Any advice/thoughts/suggestions will be appreciated!


----------



## DeniseM (Apr 16, 2011)

It's a long way from the airport to the hotel.  A taxi will be very expensive - be sure you figure that in.  A shuttle would probably be a better deal.

Can you cancel your hotel and rent from a Tugger instead?  A timeshare will not have such high fees.


----------



## Ken555 (Apr 17, 2011)

Many of the resort fees at resorts include parking and Internet access, for instance. Not sure about Hawaii, though... Parking could be extra, but I'd be surprised if it didn't include the Internet. And, they'll probably say it also includes gym or spa access, which was probably no charge (or low cost) before this new "benefit". Not knowing which resort your at makes it difficult to know for sure, but this is my guess.


----------



## DeniseM (Apr 17, 2011)

Kan - $25 for parking + resort fee of $30.


----------



## tiel (Apr 18, 2011)

To tie up the loose ends:

I called the phone number provided "Should (we) have any questions" in the email, which was customer support for Marriott Rewards.  The representative had no specific information on the resort fee at the Wailea, but said if we chose NOT to pay it, we would not have access to resort amenities such as restaurants, the spa, the gym, etc.     At this point, I knew she had no idea what she was talking about, so I decided to call the resort directly, which I should have done in the first place.

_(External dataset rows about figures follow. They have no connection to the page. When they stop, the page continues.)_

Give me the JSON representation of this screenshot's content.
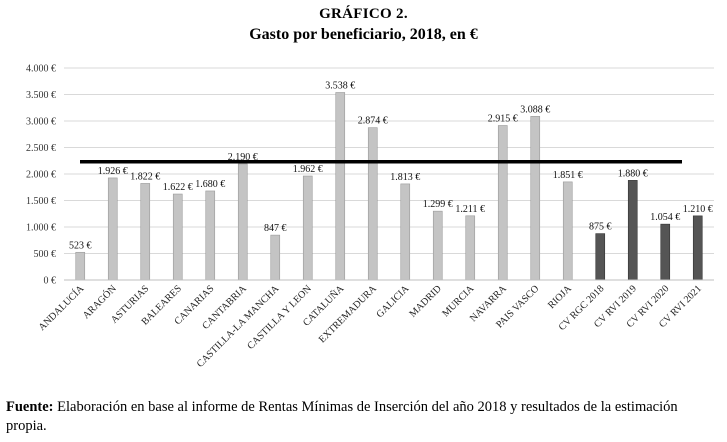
{
  "chart_data": {
    "type": "bar",
    "label": "GRÁFICO 2.",
    "title": "Gasto por beneficiario, 2018, en €",
    "categories": [
      "ANDALUCÍA",
      "ARAGÓN",
      "ASTURIAS",
      "BALEARES",
      "CANARIAS",
      "CANTABRIA",
      "CASTILLA-LA MANCHA",
      "CASTILLA Y LEON",
      "CATALUÑA",
      "EXTREMADURA",
      "GALICIA",
      "MADRID",
      "MURCIA",
      "NAVARRA",
      "PAIS VASCO",
      "RIOJA",
      "CV RGC 2018",
      "CV RVI 2019",
      "CV RVI 2020",
      "CV RVI 2021"
    ],
    "values": [
      523,
      1926,
      1822,
      1622,
      1680,
      2190,
      847,
      1962,
      3538,
      2874,
      1813,
      1299,
      1211,
      2915,
      3088,
      1851,
      875,
      1880,
      1054,
      1210
    ],
    "value_labels": [
      "523 €",
      "1.926 €",
      "1.822 €",
      "1.622 €",
      "1.680 €",
      "2.190 €",
      "847 €",
      "1.962 €",
      "3.538 €",
      "2.874 €",
      "1.813 €",
      "1.299 €",
      "1.211 €",
      "2.915 €",
      "3.088 €",
      "1.851 €",
      "875 €",
      "1.880 €",
      "1.054 €",
      "1.210 €"
    ],
    "highlight_from_index": 16,
    "reference_line_value": 2230,
    "ylim": [
      0,
      4000
    ],
    "yticks": [
      0,
      500,
      1000,
      1500,
      2000,
      2500,
      3000,
      3500,
      4000
    ],
    "ytick_labels": [
      "0 €",
      "500 €",
      "1.000 €",
      "1.500 €",
      "2.000 €",
      "2.500 €",
      "3.000 €",
      "3.500 €",
      "4.000 €"
    ],
    "grid": true,
    "colors": {
      "bar": "#c4c4c4",
      "bar_highlight": "#555555",
      "bar_edge": "#9a9a9a",
      "grid": "#d9d9d9",
      "reference_line": "#000000"
    }
  },
  "footer": {
    "source_label": "Fuente:",
    "source_text": " Elaboración en base al informe de Rentas Mínimas de Inserción del año 2018 y resultados de la estimación propia."
  }
}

Anyway, the daily resort fee of $30 (optional for platinum Rewards members, or so I was told) at the Wailea Marriott covers/provides for:  Self-parking (otherwise $25/day), unlimited local and CONUS phone calls, 2 welcome Mai Tai's, plus discounts on some resort services and amenities.  It does NOT include internet access;  however, if you are a platinum Rewards member and you authorize a charge of $14.95/day for the internet, it will be removed from your bill when you check out.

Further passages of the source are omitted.